Time-shifting tweets to reach global audiences

This entry was posted by on Wednesday, 20 March, 2013 at

ifttt_rss-buffer
Another in my sporadic series of looking behind the social business curtain. This time I discuss value of time-shifting your tweets for a global audience, and the steps to help you automate such a concept.

First off, let me be clear: this post is about content promotion and amplification through social channels; it is NOT about engaging socially. Automation should only be a small part of your entire social topology as a content marketer, where it only serves to allow you more time to actually have conversations around your content rather than worrying about how or when it is being promoted.

So, presuming you want your self-hosted content promoted more than just the moment you post to your blog or website, you are probably doing so manually by creating and scheduling posts at different hours. In my industry, we have a global audience, but most of our content is published during North American business hours. Because of this publishing schedule, our content is most heavily promoted on social channels during that same time frame. However, knowing how people across the globe use channels like twitter, it is quite possible, and even very likely, that people in different time-zones are missing the content we’re promoting because it hits their time-lines when they’re away from the office and not paying attention… where’s the automated solution to address this business issue and get our content in from of our global audiences when they ARE watching their tweet streams?

I’ve got a recipe for that:

  1. Create an ifttt.com account
  2. Create a bufferapp.com account and associate your twitter or Facebook accounts
  3. Enable the BufferApp channel in ifttt.com.
  4. Create the recipe

Using ifttt.com, I created two recipes. One which pulls our RSS feed from our blog and posts it immediately and directly to twitter when the blog post is initially published, and a second recipe which takes the same RSS feed, and queues up the posts for publication time sifted by approximately 12 hours. To make the post unique from the initial posting and meet Twitter’s terms of service, I add a hashtag specific to posts queued through buffer.

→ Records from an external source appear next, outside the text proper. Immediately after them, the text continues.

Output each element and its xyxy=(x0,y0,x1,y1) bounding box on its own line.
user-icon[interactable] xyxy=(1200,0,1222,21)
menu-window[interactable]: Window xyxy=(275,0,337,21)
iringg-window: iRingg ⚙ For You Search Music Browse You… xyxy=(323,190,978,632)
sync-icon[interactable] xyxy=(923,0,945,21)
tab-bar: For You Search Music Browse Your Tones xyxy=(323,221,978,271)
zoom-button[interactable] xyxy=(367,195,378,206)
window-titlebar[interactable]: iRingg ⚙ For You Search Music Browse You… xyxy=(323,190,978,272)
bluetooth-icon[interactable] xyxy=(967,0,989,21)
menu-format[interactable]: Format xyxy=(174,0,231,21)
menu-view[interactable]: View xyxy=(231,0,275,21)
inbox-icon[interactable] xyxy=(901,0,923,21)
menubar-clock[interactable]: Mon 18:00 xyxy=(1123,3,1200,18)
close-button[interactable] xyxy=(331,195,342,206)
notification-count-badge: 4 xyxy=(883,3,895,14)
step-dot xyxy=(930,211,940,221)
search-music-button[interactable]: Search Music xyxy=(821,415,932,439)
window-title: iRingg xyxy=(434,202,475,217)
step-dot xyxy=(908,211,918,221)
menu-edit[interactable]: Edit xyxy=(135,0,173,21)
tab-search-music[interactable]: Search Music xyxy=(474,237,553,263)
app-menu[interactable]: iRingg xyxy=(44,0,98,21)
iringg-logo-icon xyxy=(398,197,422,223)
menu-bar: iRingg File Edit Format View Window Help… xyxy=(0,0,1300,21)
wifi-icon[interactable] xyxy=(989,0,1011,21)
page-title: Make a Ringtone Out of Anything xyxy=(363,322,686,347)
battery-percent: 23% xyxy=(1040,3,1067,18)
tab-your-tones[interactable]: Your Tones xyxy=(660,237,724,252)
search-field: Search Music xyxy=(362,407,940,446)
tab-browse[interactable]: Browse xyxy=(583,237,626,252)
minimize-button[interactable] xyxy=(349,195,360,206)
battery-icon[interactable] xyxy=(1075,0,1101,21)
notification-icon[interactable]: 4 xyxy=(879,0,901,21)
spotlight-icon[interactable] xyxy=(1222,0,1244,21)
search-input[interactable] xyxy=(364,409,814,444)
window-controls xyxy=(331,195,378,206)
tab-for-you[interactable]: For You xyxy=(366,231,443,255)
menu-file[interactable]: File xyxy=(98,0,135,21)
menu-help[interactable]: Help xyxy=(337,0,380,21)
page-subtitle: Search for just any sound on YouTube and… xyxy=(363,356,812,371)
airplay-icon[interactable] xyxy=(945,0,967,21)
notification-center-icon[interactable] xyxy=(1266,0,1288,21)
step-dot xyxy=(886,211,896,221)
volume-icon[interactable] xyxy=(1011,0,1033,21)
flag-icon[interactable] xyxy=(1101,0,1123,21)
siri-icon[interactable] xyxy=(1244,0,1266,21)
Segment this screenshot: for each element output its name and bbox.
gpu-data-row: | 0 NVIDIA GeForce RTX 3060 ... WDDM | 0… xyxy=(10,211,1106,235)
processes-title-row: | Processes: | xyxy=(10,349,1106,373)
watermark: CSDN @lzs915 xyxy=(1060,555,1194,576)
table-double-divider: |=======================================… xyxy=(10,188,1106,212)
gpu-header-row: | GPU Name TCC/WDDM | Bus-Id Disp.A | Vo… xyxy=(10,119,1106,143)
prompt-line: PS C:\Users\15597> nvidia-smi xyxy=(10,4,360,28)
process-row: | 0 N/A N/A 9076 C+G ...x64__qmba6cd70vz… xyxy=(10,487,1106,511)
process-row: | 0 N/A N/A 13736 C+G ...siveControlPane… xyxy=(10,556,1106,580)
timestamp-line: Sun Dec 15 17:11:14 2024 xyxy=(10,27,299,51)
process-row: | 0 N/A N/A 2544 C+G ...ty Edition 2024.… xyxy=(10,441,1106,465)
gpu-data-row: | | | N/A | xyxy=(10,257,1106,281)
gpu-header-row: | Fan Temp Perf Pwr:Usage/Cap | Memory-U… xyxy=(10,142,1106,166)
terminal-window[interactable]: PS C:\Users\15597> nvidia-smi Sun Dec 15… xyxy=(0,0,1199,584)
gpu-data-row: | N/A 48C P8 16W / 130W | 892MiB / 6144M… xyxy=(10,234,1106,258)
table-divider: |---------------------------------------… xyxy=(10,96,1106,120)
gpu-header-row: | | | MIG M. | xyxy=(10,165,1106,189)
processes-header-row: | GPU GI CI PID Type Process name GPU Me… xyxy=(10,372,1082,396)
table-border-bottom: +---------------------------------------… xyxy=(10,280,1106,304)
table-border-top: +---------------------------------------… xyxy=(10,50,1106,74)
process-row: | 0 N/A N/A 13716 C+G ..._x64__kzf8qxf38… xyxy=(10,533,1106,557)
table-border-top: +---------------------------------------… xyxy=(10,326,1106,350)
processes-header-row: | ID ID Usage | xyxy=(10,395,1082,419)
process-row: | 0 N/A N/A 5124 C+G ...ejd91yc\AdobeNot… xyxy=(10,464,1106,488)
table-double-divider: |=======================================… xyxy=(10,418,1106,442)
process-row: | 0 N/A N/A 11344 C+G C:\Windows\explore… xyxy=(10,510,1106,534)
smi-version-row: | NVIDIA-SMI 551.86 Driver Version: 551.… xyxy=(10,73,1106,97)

While the logistics may seem confusing, they’re actually quite simple. Set up your recipe in ifttt.com to pull from your blog’s RSS feed and publish via your connected BufferApp channel. In BufferApp, this is where some basic scheduling is set to ensure you don’t overlap content publishing within minutes of each other. To do this, I’ve set mine to publish one post every hour and ten minutes between 6:30pm PST and 8:30am PST. This makes sure that nothing from this particular feed is posted through bufferapp during my normal working hours in North American time zones, and that we have a constant flow of content pushed through in global time zone friendly hours.

buffer_schedule

By implementing this time-shifted tweeting, we effectively doubled our reach over night. Not only did we increase our reach immediately and substantially, but we also reduced the administrative overhead needed to manually schedule these time shifted tweets, freeing us up to focus on conversations and engaging where needed.

Just remember, this automation is only intended to ease some pain of manual creation. It doesn’t take the place of actual social engagement; rather it helps you focus on the right things to do and not spend time on the logistics of doing it.